Kontradiksi antara Peraturan dan Perilaku
Peraturan vs. Perilaku Masyarakat
Meskipun terdapat regulasi yang mengatur tanggung jawab individu dalam pengelolaan sampah, perilaku masyarakat masih menunjukkan ketidakpatuhan. Dalam hal ini, Menteri tampaknya mengabaikan aspek penting mengenai perlunya perubahan perilaku masyarakat dalam mengelola sampah. Ini menciptakan kesan bahwa tanggung jawab sepenuhnya terletak pada pemerintah, sementara seharusnya ada kesadaran kolektif dari masyarakat untuk bertanggung jawab atas limbah yang mereka hasilkan. Penelitian menunjukkan bahwa kesadaran masyarakat tentang tanggung jawab lingkungan sangat penting untuk efektivitas kebijakan lingkungan (Gifford, 2011).
Dampak Emosional pada Hubungan Interpersonal
Kunjungan Menteri yang penuh emosi juga berdampak pada hubungan dengan Sri Sultan Hamengkubuwono X, yang merasa tidak nyaman dengan situasi tersebut. Ini menunjukkan bahwa persepsi dan emosi Menteri tidak hanya mempengaruhi tindakan pemerintah tetapi juga dinamika hubungan antar pemimpin. Ketidaknyamanan ini dapat menghambat kolaborasi yang diperlukan untuk mengatasi masalah persampahan secara efektif.
Perilaku sebagai Hasil Persepsi
Berdasarkan skema persepsi Bell, perilaku Menteri dapat dilihat sebagai respons terhadap persepsinya tentang situasi lingkungan yang buruk. Kemarahan dan frustrasi tersebut mencerminkan harapan akan perubahan nyata dalam pengelolaan sampah.
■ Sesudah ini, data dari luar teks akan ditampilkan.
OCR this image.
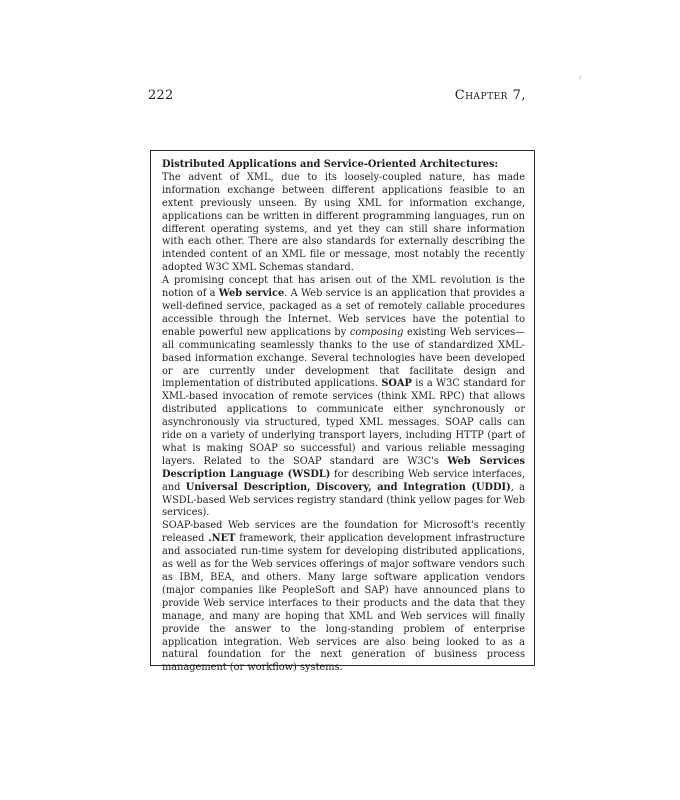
222	Chapter 7,

Distributed Applications and Service-Oriented Architectures:
The advent of XML, due to its loosely-coupled nature, has made information exchange between different applications feasible to an extent previously unseen. By using XML for information exchange, applications can be written in different programming languages, run on different operating systems, and yet they can still share information with each other. There are also standards for externally describing the intended content of an XML file or message, most notably the recently adopted W3C XML Schemas standard.

A promising concept that has arisen out of the XML revolution is the notion of a Web service. A Web service is an application that provides a well-defined service, packaged as a set of remotely callable procedures accessible through the Internet. Web services have the potential to enable powerful new applications by composing existing Web services—all communicating seamlessly thanks to the use of standardized XML-based information exchange. Several technologies have been developed or are currently under development that facilitate design and implementation of distributed applications. SOAP is a W3C standard for XML-based invocation of remote services (think XML RPC) that allows distributed applications to communicate either synchronously or asynchronously via structured, typed XML messages. SOAP calls can ride on a variety of underlying transport layers, including HTTP (part of what is making SOAP so successful) and various reliable messaging layers. Related to the SOAP standard are W3C's Web Services Description Language (WSDL) for describing Web service interfaces, and Universal Description, Discovery, and Integration (UDDI), a WSDL-based Web services registry standard (think yellow pages for Web services).

SOAP-based Web services are the foundation for Microsoft's recently released .NET framework, their application development infrastructure and associated run-time system for developing distributed applications, as well as for the Web services offerings of major software vendors such as IBM, BEA, and others. Many large software application vendors (major companies like PeopleSoft and SAP) have announced plans to provide Web service interfaces to their products and the data that they manage, and many are hoping that XML and Web services will finally provide the answer to the long-standing problem of enterprise application integration. Web services are also being looked to as a natural foundation for the next generation of business process management (or workflow) systems.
Namun, tanpa adanya dorongan untuk melibatkan masyarakat dalam proses tersebut, tindakan Menteri mungkin tidak akan menghasilkan perubahan jangka panjang.
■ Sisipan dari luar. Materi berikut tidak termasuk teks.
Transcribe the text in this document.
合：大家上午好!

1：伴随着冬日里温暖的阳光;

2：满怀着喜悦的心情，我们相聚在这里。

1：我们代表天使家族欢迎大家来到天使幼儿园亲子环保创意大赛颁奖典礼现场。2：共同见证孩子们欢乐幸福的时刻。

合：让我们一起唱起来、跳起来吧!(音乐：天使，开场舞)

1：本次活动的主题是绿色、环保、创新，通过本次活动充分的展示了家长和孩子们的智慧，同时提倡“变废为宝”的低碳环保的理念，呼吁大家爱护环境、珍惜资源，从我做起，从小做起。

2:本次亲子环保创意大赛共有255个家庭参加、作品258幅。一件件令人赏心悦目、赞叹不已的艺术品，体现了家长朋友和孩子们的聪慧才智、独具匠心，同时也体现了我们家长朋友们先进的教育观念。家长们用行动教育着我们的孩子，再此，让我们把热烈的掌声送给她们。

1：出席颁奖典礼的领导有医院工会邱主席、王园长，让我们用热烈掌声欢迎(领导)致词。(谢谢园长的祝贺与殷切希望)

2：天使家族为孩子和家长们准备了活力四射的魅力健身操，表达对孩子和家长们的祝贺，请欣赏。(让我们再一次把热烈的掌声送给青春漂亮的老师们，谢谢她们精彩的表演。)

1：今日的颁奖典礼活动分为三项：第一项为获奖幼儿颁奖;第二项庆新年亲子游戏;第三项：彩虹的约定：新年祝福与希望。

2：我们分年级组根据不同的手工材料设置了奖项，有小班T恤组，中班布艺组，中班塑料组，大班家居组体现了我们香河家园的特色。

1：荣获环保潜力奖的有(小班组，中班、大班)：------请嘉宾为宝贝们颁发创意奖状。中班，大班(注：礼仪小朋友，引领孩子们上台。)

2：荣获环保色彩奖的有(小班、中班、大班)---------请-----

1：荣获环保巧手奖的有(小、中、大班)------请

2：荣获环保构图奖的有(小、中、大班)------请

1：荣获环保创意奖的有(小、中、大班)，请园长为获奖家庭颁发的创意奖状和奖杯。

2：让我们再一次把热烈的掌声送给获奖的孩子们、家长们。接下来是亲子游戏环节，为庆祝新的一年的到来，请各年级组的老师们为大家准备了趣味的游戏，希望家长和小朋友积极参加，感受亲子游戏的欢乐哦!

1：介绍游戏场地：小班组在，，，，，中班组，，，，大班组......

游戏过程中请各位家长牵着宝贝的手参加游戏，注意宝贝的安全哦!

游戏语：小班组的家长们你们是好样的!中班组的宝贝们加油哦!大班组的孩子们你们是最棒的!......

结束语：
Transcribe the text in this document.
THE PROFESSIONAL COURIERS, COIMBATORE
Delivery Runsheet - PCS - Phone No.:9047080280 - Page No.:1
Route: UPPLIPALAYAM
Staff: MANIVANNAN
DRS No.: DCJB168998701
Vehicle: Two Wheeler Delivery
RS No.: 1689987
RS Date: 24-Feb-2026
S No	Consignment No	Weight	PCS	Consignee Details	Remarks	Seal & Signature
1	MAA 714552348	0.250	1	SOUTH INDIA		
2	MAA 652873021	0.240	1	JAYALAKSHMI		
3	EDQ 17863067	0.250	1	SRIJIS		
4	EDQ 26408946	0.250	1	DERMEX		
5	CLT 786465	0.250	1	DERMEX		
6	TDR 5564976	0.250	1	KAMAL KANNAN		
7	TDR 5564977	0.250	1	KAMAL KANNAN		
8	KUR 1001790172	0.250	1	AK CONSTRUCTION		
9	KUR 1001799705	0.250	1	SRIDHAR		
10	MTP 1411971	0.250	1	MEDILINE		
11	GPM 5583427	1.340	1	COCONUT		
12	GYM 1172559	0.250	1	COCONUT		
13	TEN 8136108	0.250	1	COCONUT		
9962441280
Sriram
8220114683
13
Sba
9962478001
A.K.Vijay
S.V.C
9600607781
Pentingnya Keterlibatan Masyarakat
Perilaku Menteri menunjukkan perlunya pendekatan holistik dalam pengelolaan sampah. Keterlibatan masyarakat sangat penting untuk mencapai tujuan pengelolaan limbah yang berkelanjutan. Dengan tidak menyinggung perlunya perubahan perilaku masyarakat, Menteri melewatkan kesempatan untuk mendorong kesadaran dan tanggung jawab kolektif dalam pengelolaan sampah.
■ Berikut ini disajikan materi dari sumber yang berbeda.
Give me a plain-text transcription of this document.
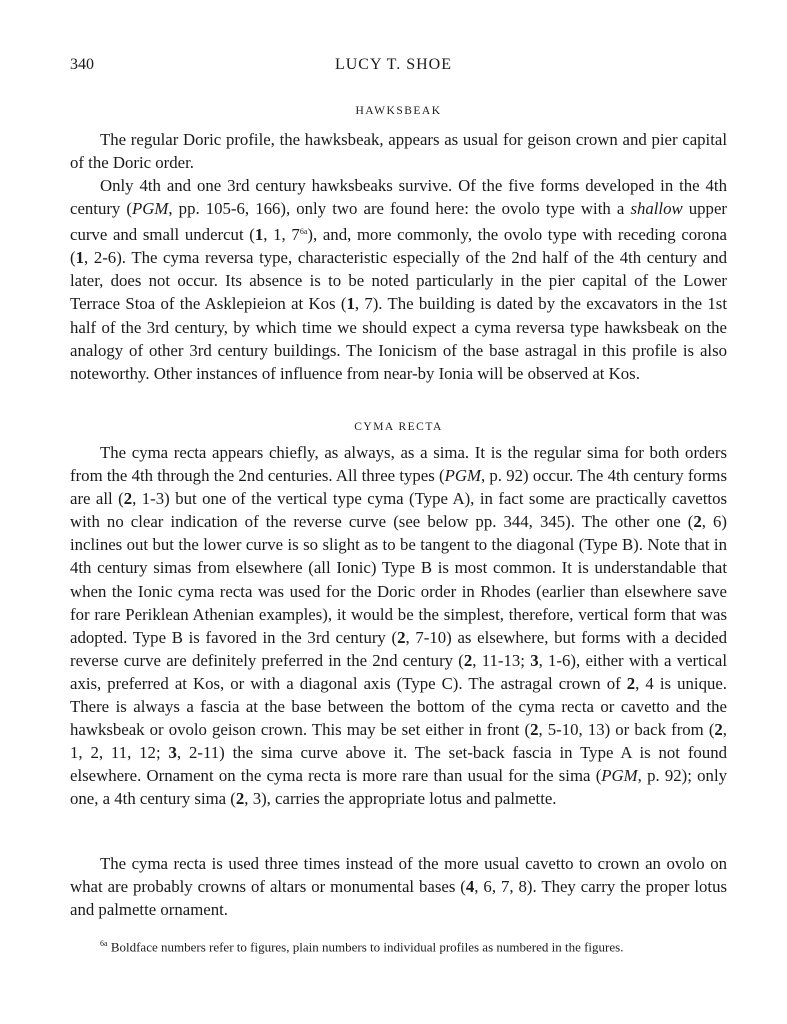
340	LUCY T. SHOE
HAWKSBEAK

The regular Doric profile, the hawksbeak, appears as usual for geison crown and pier capital of the Doric order.

Only 4th and one 3rd century hawksbeaks survive. Of the five forms developed in the 4th century (PGM, pp. 105-6, 166), only two are found here: the ovolo type with a shallow upper curve and small undercut (1, 1, 7$^{6a}$), and, more commonly, the ovolo type with receding corona (1, 2-6). The cyma reversa type, characteristic especially of the 2nd half of the 4th century and later, does not occur. Its absence is to be noted particularly in the pier capital of the Lower Terrace Stoa of the Asklepieion at Kos (1, 7). The building is dated by the excavators in the 1st half of the 3rd century, by which time we should expect a cyma reversa type hawksbeak on the analogy of other 3rd century buildings. The Ionicism of the base astragal in this profile is also noteworthy. Other instances of influence from near-by Ionia will be observed at Kos.

CYMA RECTA

The cyma recta appears chiefly, as always, as a sima. It is the regular sima for both orders from the 4th through the 2nd centuries. All three types (PGM, p. 92) occur. The 4th century forms are all (2, 1-3) but one of the vertical type cyma (Type A), in fact some are practically cavettos with no clear indication of the reverse curve (see below pp. 344, 345). The other one (2, 6) inclines out but the lower curve is so slight as to be tangent to the diagonal (Type B). Note that in 4th century simas from elsewhere (all Ionic) Type B is most common. It is understandable that when the Ionic cyma recta was used for the Doric order in Rhodes (earlier than elsewhere save for rare Periklean Athenian examples), it would be the simplest, therefore, vertical form that was adopted. Type B is favored in the 3rd century (2, 7-10) as elsewhere, but forms with a decided reverse curve are definitely preferred in the 2nd century (2, 11-13; 3, 1-6), either with a vertical axis, preferred at Kos, or with a diagonal axis (Type C). The astragal crown of 2, 4 is unique. There is always a fascia at the base between the bottom of the cyma recta or cavetto and the hawksbeak or ovolo geison crown. This may be set either in front (2, 5-10, 13) or back from (2, 1, 2, 11, 12; 3, 2-11) the sima curve above it. The set-back fascia in Type A is not found elsewhere. Ornament on the cyma recta is more rare than usual for the sima (PGM, p. 92); only one, a 4th century sima (2, 3), carries the appropriate lotus and palmette.

The cyma recta is used three times instead of the more usual cavetto to crown an ovolo on what are probably crowns of altars or monumental bases (4, 6, 7, 8). They carry the proper lotus and palmette ornament.

$^{6a}$ Boldface numbers refer to figures, plain numbers to individual profiles as numbered in the figures.
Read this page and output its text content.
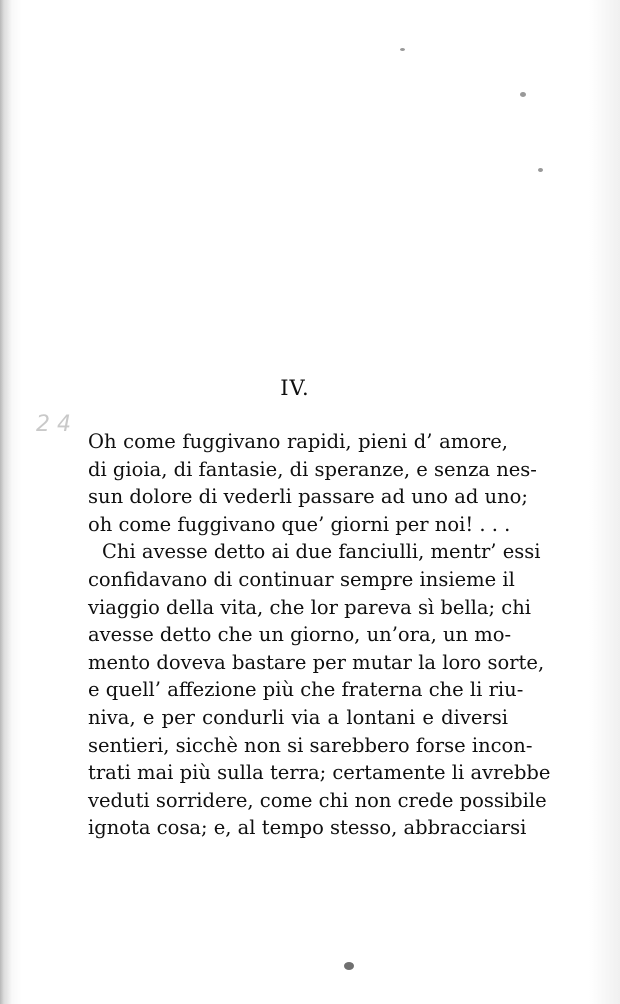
2 4
IV.
Oh come fuggivano rapidi, pieni d’ amore,
di gioia, di fantasie, di speranze, e senza nes-
sun dolore di vederli passare ad uno ad uno;
oh come fuggivano que’ giorni per noi! . . .
Chi avesse detto ai due fanciulli, mentr’ essi
confidavano di continuar sempre insieme il
viaggio della vita, che lor pareva sì bella; chi
avesse detto che un giorno, un’ora, un mo-
mento doveva bastare per mutar la loro sorte,
e quell’ affezione più che fraterna che li riu-
niva, e per condurli via a lontani e diversi
sentieri, sicchè non si sarebbero forse incon-
trati mai più sulla terra; certamente li avrebbe
veduti sorridere, come chi non crede possibile
ignota cosa; e, al tempo stesso, abbracciarsi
Kesimpulannya, analisis perilaku Menteri Lingkungan Hidup Hanif Faisol Nurofiq melalui skema persepsi Paul A. Bell menunjukkan bahwa persepsi situasional sangat mempengaruhi emosi dan tindakan individu. Meskipun kemarahan Menteri mencerminkan keprihatinan terhadap masalah lingkungan, terdapat kebutuhan mendesak untuk melibatkan masyarakat dalam proses pengelolaan sampah agar kebijakan dapat diterapkan secara efektif. Dengan demikian, perubahan perilaku masyarakat menjadi kunci untuk mencapai tujuan pengelolaan sampah yang berkelanjutan.
Daftar Pustaka
Bell, P.A., Fisher, J.D., & Loomis, R.J. (1978). Environmental Psychology. New York: Wiley.
Gifford, R. (2011). The Dragons of Inaction: Psychological Barriers That Limit Climate Change Mitigation and Adaptation. American Psychologist, 66(4), 290-302.
Schultz, P.W., Gouveia, V.V., Cameron, L.D., Tankha, G., & Schmuck, P. (2016). Values and Pro-environmental Behavior: A Five-country Survey. Journal of Cross-Cultural Psychology, 37(2), 157-175.